The first diagram of Figure 3 shows how the insert seats in the retainer before being installed. The top rim 21 of the insert fits into the retainer bore as the bottom of the retainer rests upon the land 23 of the first undercut. As pressing progresses, this helps the material of retainer to flow inward and upward into the retainer bore since it prevents misalignment. At this point a load is applied to the head of the insert such as by a press (not shown). This forces material from the retainer to flow into the first undercut as seen in Figure 4. In figure 4 we see that the first undercut of the insert is now completely filled. At this point the fastener is securely installed. Further installation has the effect of increasing the strength of the joint and downward pressing can stop at any point. This point also defines the maximum panel thickness as the gap between the head of the retainer and the flange at the base of the insert. The fastener can then be installed farther as needed until the panel is rigidly clamped between the two components as seen in Figure 2. The minimum panel thickness that can be used is defined by the height of the retainer minus the height of the retainer flange 19 and the insert flange 14.

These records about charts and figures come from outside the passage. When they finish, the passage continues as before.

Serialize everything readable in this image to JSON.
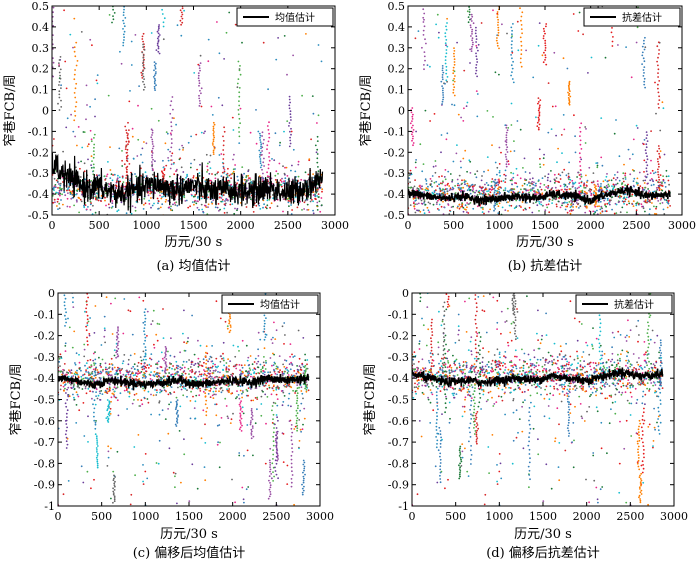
{
  "chart_data": [
    {
      "type": "scatter",
      "caption": "(a) 均值估计",
      "xlabel": "历元/30 s",
      "ylabel": "窄巷FCB/周",
      "xlim": [
        0,
        3000
      ],
      "ylim": [
        -0.5,
        0.5
      ],
      "xticks": [
        "0",
        "500",
        "1000",
        "1500",
        "2000",
        "2500",
        "3000"
      ],
      "yticks": [
        "-0.5",
        "-0.4",
        "-0.3",
        "-0.2",
        "-0.1",
        "0",
        "0.1",
        "0.2",
        "0.3",
        "0.4",
        "0.5"
      ],
      "legend": "均值估计",
      "estimate_line": {
        "x": [
          0,
          100,
          200,
          300,
          500,
          700,
          900,
          1100,
          1300,
          1500,
          1700,
          1900,
          2100,
          2300,
          2500,
          2700,
          2870
        ],
        "y": [
          -0.25,
          -0.3,
          -0.33,
          -0.36,
          -0.37,
          -0.4,
          -0.38,
          -0.35,
          -0.38,
          -0.36,
          -0.39,
          -0.38,
          -0.39,
          -0.37,
          -0.4,
          -0.36,
          -0.33
        ]
      },
      "series_center": -0.38,
      "scatter_band": [
        -0.5,
        0.5
      ]
    },
    {
      "type": "scatter",
      "caption": "(b) 抗差估计",
      "xlabel": "历元/30 s",
      "ylabel": "窄巷FCB/周",
      "xlim": [
        0,
        3000
      ],
      "ylim": [
        -0.5,
        0.5
      ],
      "xticks": [
        "0",
        "500",
        "1000",
        "1500",
        "2000",
        "2500",
        "3000"
      ],
      "yticks": [
        "-0.5",
        "-0.4",
        "-0.3",
        "-0.2",
        "-0.1",
        "0",
        "0.1",
        "0.2",
        "0.3",
        "0.4",
        "0.5"
      ],
      "legend": "抗差估计",
      "estimate_line": {
        "x": [
          0,
          200,
          400,
          600,
          800,
          1000,
          1200,
          1400,
          1600,
          1800,
          2000,
          2200,
          2400,
          2600,
          2870
        ],
        "y": [
          -0.39,
          -0.41,
          -0.42,
          -0.41,
          -0.43,
          -0.42,
          -0.41,
          -0.42,
          -0.4,
          -0.41,
          -0.43,
          -0.4,
          -0.38,
          -0.41,
          -0.4
        ]
      },
      "series_center": -0.4,
      "scatter_band": [
        -0.5,
        0.5
      ]
    },
    {
      "type": "scatter",
      "caption": "(c) 偏移后均值估计",
      "xlabel": "历元/30 s",
      "ylabel": "窄巷FCB/周",
      "xlim": [
        0,
        3000
      ],
      "ylim": [
        -1,
        0
      ],
      "xticks": [
        "0",
        "500",
        "1000",
        "1500",
        "2000",
        "2500",
        "3000"
      ],
      "yticks": [
        "-1",
        "-0.9",
        "-0.8",
        "-0.7",
        "-0.6",
        "-0.5",
        "-0.4",
        "-0.3",
        "-0.2",
        "-0.1",
        "0"
      ],
      "legend": "均值估计",
      "estimate_line": {
        "x": [
          0,
          200,
          400,
          600,
          800,
          1000,
          1200,
          1400,
          1600,
          1800,
          2000,
          2200,
          2400,
          2600,
          2870
        ],
        "y": [
          -0.4,
          -0.41,
          -0.43,
          -0.41,
          -0.42,
          -0.43,
          -0.42,
          -0.41,
          -0.43,
          -0.42,
          -0.41,
          -0.42,
          -0.4,
          -0.41,
          -0.4
        ]
      },
      "series_center": -0.4,
      "scatter_band": [
        -1,
        0
      ]
    },
    {
      "type": "scatter",
      "caption": "(d) 偏移后抗差估计",
      "xlabel": "历元/30 s",
      "ylabel": "窄巷FCB/周",
      "xlim": [
        0,
        3000
      ],
      "ylim": [
        -1,
        0
      ],
      "xticks": [
        "0",
        "500",
        "1000",
        "1500",
        "2000",
        "2500",
        "3000"
      ],
      "yticks": [
        "-1",
        "-0.9",
        "-0.8",
        "-0.7",
        "-0.6",
        "-0.5",
        "-0.4",
        "-0.3",
        "-0.2",
        "-0.1",
        "0"
      ],
      "legend": "抗差估计",
      "estimate_line": {
        "x": [
          0,
          200,
          400,
          600,
          800,
          1000,
          1200,
          1400,
          1600,
          1800,
          2000,
          2200,
          2400,
          2600,
          2870
        ],
        "y": [
          -0.38,
          -0.4,
          -0.42,
          -0.41,
          -0.42,
          -0.41,
          -0.4,
          -0.41,
          -0.39,
          -0.4,
          -0.41,
          -0.39,
          -0.37,
          -0.39,
          -0.38
        ]
      },
      "series_center": -0.39,
      "scatter_band": [
        -1,
        0
      ]
    }
  ],
  "colors": {
    "scatter": [
      "#e41a1c",
      "#377eb8",
      "#4daf4a",
      "#984ea3",
      "#ff7f00",
      "#17becf",
      "#1b7837",
      "#d62728",
      "#6a3d9a",
      "#e7298a",
      "#666666",
      "#2b8cbe"
    ],
    "estimate": "#000000"
  }
}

Figures 5-7 illustrate how the retainer 11 appears during progressively downward points of installation. As the retainer is pressed farther downward more of the material of the retainer flows farther inward into the undercuts and upward into the retainer bore 15. The retainer can continue to be pressed downward until the minimum panel thickness is reached as shown in figure 7. Here the retainer bore 15 is almost completely filled with the insert and displaced retainer material as the retainer 11 bottoms out against the top of the insert flange 14.

As depicted in Figure 8, the insert can also be made in a similar way as shown in Figures 1-7 but with and upward extending external threaded stud 25 in place of a threaded bore. The insert stud can also be unthreaded if a plain pin is desired.

Specific embodiments have been used in the present invention to explain the principles and implementation of the present invention, and the description of the embodiments above only serves to help understand the main idea of the present invention. Meanwhile, a person ordinarily skilled in the art will be able to make changes to the specific implementation and the scope of application in accordance with the idea of the present invention. In all, the contents of the specification shall not be construed as limiting the scope of the invention which shall be defined only by the following claims and their legal equivalents.